Revista de Libros
- Editor: Javier Moscoso Sarabia
- Frequency: Bi-monthly
- First issue: 1 December 1996; 29 years ago
- Country: Spain
- Based in: Madrid
- Language: Spanish
- Website: revistadelibros.com
- ISSN: 1137-2249

= Revista de Libros =

Revista de Libros (Review of Books) is a Spanish-language bi-monthly literary review magazine. The magazine was a print publication from 1996 to 2011. It was restarted as an online-only magazine in 2013. In 2016 the print edition was also started.

==History and profile==
Revista de Libros was established in 1996. It was edited by Álvaro Delgado-Gal. The magazine was funded by the Fundación Caja Madrid until 2011.
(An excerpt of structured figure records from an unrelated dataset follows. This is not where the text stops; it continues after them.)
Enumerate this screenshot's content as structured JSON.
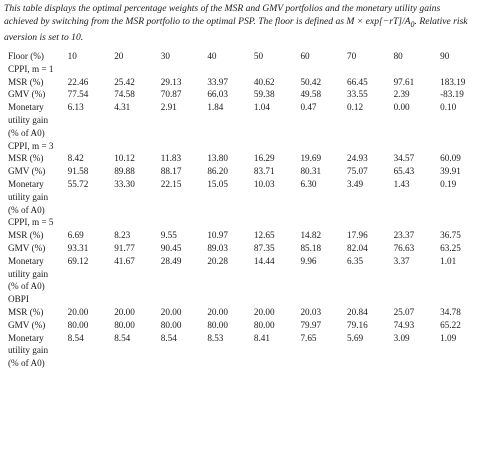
{
  "caption": {
    "part1": "This table displays the optimal percentage weights of the MSR and GMV portfolios and the monetary utility gains achieved by switching from the MSR portfolio to the optimal PSP. The floor is defined as ",
    "formula": "M × exp[−rT]/A",
    "formula_sub": "0",
    "part2": ". Relative risk aversion is set to 10."
  },
  "header": {
    "label": "Floor (%)",
    "values": [
      "10",
      "20",
      "30",
      "40",
      "50",
      "60",
      "70",
      "80",
      "90"
    ]
  },
  "groups": [
    {
      "title": "CPPI, m = 1",
      "rows": [
        {
          "label": "MSR (%)",
          "values": [
            "22.46",
            "25.42",
            "29.13",
            "33.97",
            "40.62",
            "50.42",
            "66.45",
            "97.61",
            "183.19"
          ]
        },
        {
          "label": "GMV (%)",
          "values": [
            "77.54",
            "74.58",
            "70.87",
            "66.03",
            "59.38",
            "49.58",
            "33.55",
            "2.39",
            "-83.19"
          ]
        },
        {
          "label": "Monetary",
          "values": [
            "6.13",
            "4.31",
            "2.91",
            "1.84",
            "1.04",
            "0.47",
            "0.12",
            "0.00",
            "0.10"
          ],
          "cont": [
            "utility gain",
            "(% of A0)"
          ]
        }
      ]
    },
    {
      "title": "CPPI, m = 3",
      "rows": [
        {
          "label": "MSR (%)",
          "values": [
            "8.42",
            "10.12",
            "11.83",
            "13.80",
            "16.29",
            "19.69",
            "24.93",
            "34.57",
            "60.09"
          ]
        },
        {
          "label": "GMV (%)",
          "values": [
            "91.58",
            "89.88",
            "88.17",
            "86.20",
            "83.71",
            "80.31",
            "75.07",
            "65.43",
            "39.91"
          ]
        },
        {
          "label": "Monetary",
          "values": [
            "55.72",
            "33.30",
            "22.15",
            "15.05",
            "10.03",
            "6.30",
            "3.49",
            "1.43",
            "0.19"
          ],
          "cont": [
            "utility gain",
            "(% of A0)"
          ]
        }
      ]
    },
    {
      "title": "CPPI, m = 5",
      "rows": [
        {
          "label": "MSR (%)",
          "values": [
            "6.69",
            "8.23",
            "9.55",
            "10.97",
            "12.65",
            "14.82",
            "17.96",
            "23.37",
            "36.75"
          ]
        },
        {
          "label": "GMV (%)",
          "values": [
            "93.31",
            "91.77",
            "90.45",
            "89.03",
            "87.35",
            "85.18",
            "82.04",
            "76.63",
            "63.25"
          ]
        },
        {
          "label": "Monetary",
          "values": [
            "69.12",
            "41.67",
            "28.49",
            "20.28",
            "14.44",
            "9.96",
            "6.35",
            "3.37",
            "1.01"
          ],
          "cont": [
            "utility gain",
            "(% of A0)"
          ]
        }
      ]
    },
    {
      "title": "OBPI",
      "rows": [
        {
          "label": "MSR (%)",
          "values": [
            "20.00",
            "20.00",
            "20.00",
            "20.00",
            "20.00",
            "20.03",
            "20.84",
            "25.07",
            "34.78"
          ]
        },
        {
          "label": "GMV (%)",
          "values": [
            "80.00",
            "80.00",
            "80.00",
            "80.00",
            "80.00",
            "79.97",
            "79.16",
            "74.93",
            "65.22"
          ]
        },
        {
          "label": "Monetary",
          "values": [
            "8.54",
            "8.54",
            "8.54",
            "8.53",
            "8.41",
            "7.65",
            "5.69",
            "3.09",
            "1.09"
          ],
          "cont": [
            "utility gain",
            "(% of A0)"
          ]
        }
      ]
    }
  ]
}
It provided its readers with the intellectual reviews both in print, electronic and electronic facsimile edition. In 2011 Fundación Caja Madrid stopped financing the magazine due to economic problems. Then, Revista de Libros ceased publication. In 2013 the magazine was started as an online-only monthly publication and Álvaro Delgado-Gal continues to edit the magazine. In 2016 the magazine launched its print edition, which was made possible through the financial assistance of Colegio Libre de Eméritos. The print edition appears bi-monthly.

==Awards==
- 1997: National Prize for the Promotion of Reading, from the Spanish Ministerio de Educación y Cultura
- 2001: Bartolomé March Critical Prize (Premio Bartolomé March a la Crítica)
- 2004: News Magazines Association Price (Asociación de Revistas de Información
- 2005: Álvaro Delgado-Gal was awarded the Premio a la Bibliodiversidad, from the Asociación de Editores de Madrid, for his magazine.